One or two other low-profile ministers may be breathing a sigh
of relief that it hasn’t counted against them so far. If there is to be another
reshuffle before the 2015 general election, that is a luxury that party can ill
afford.
David Laws is going to come
back. Even though he’s a contributor to the Orange Book and
I was a contributor to Reinventing the State,
I think those sorts of distinctions are pretty small set against what we have
in common compared to the other parties. Bringing him back is the right move as
he’s one of our most talented MPs. It would be daft however to ignore how some
party members will feel about Laws’s return. So how well balanced overall are
the changes made?
With
Laws back and Browne into a more prominent role, not to mention the friend-of-Liberator Nick Harvey sadly leaving government,
you could get all excited about a shift. Look further, however, to changes such
as the big leap up for Jo Swinson and incomers such as Tom Brake who are slap
in the mainstream of the party and the overall picture is one of very little
change in any direction.
Nick Clegg’s often talked
about the need to improve the party’s diversity. His previous government
appointments, mini-reshuffles and House of Lords appointments have shown
promising moves in that direction. Yet we are also on course to go through a
whole Parliament with a 100% white and male Lib Dem Cabinet line-up. How much
do the changes today match the previous rhetoric, even allowing for shortage of
diversity amongst those he can choose from?

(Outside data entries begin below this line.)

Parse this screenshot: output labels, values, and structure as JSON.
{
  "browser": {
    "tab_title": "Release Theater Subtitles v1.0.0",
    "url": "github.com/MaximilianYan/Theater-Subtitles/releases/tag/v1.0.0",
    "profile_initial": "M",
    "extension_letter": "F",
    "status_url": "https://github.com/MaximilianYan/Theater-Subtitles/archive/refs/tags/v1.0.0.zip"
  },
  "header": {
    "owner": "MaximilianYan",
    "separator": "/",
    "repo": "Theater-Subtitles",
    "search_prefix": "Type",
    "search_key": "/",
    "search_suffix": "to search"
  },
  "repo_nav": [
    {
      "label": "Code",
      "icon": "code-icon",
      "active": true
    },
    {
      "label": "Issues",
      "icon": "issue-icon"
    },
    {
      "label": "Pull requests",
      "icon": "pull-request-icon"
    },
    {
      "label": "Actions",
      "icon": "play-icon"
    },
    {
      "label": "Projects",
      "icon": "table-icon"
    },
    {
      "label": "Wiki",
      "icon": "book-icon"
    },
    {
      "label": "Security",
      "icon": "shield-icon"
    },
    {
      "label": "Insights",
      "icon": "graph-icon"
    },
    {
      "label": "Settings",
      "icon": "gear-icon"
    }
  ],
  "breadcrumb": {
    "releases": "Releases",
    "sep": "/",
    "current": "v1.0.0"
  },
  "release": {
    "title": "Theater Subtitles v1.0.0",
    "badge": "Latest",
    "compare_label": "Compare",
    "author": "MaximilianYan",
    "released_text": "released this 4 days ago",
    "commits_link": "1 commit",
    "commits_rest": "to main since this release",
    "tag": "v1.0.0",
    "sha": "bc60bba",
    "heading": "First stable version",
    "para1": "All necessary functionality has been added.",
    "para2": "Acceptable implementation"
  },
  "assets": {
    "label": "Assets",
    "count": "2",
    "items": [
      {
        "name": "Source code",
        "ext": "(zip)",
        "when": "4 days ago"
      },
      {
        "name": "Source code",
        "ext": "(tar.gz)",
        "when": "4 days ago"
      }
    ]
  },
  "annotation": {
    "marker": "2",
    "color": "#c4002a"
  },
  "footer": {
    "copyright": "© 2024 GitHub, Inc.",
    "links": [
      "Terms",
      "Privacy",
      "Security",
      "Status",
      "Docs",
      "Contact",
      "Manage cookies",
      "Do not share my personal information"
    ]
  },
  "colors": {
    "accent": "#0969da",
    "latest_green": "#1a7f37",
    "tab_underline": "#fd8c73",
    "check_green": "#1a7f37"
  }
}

For MPs, it's one woman in, one woman out, and one woman sideways. Not much
progress there save that it’s no longer a case of ‘women do the equalities and
children stuff’. Progress of a minimal sort. But with
Jenny Randerson becoming a
new Liberal Democrat minister, the number of female ministers
increases by one and also boosts the number of peers in the government by one,
very handy given how stretched those peers in government have been
covering all the issues in the Lords.
Overall then? A pretty good shuffling of the Liberal Democrat
deck. And none of it that important compared to what happens to the economy.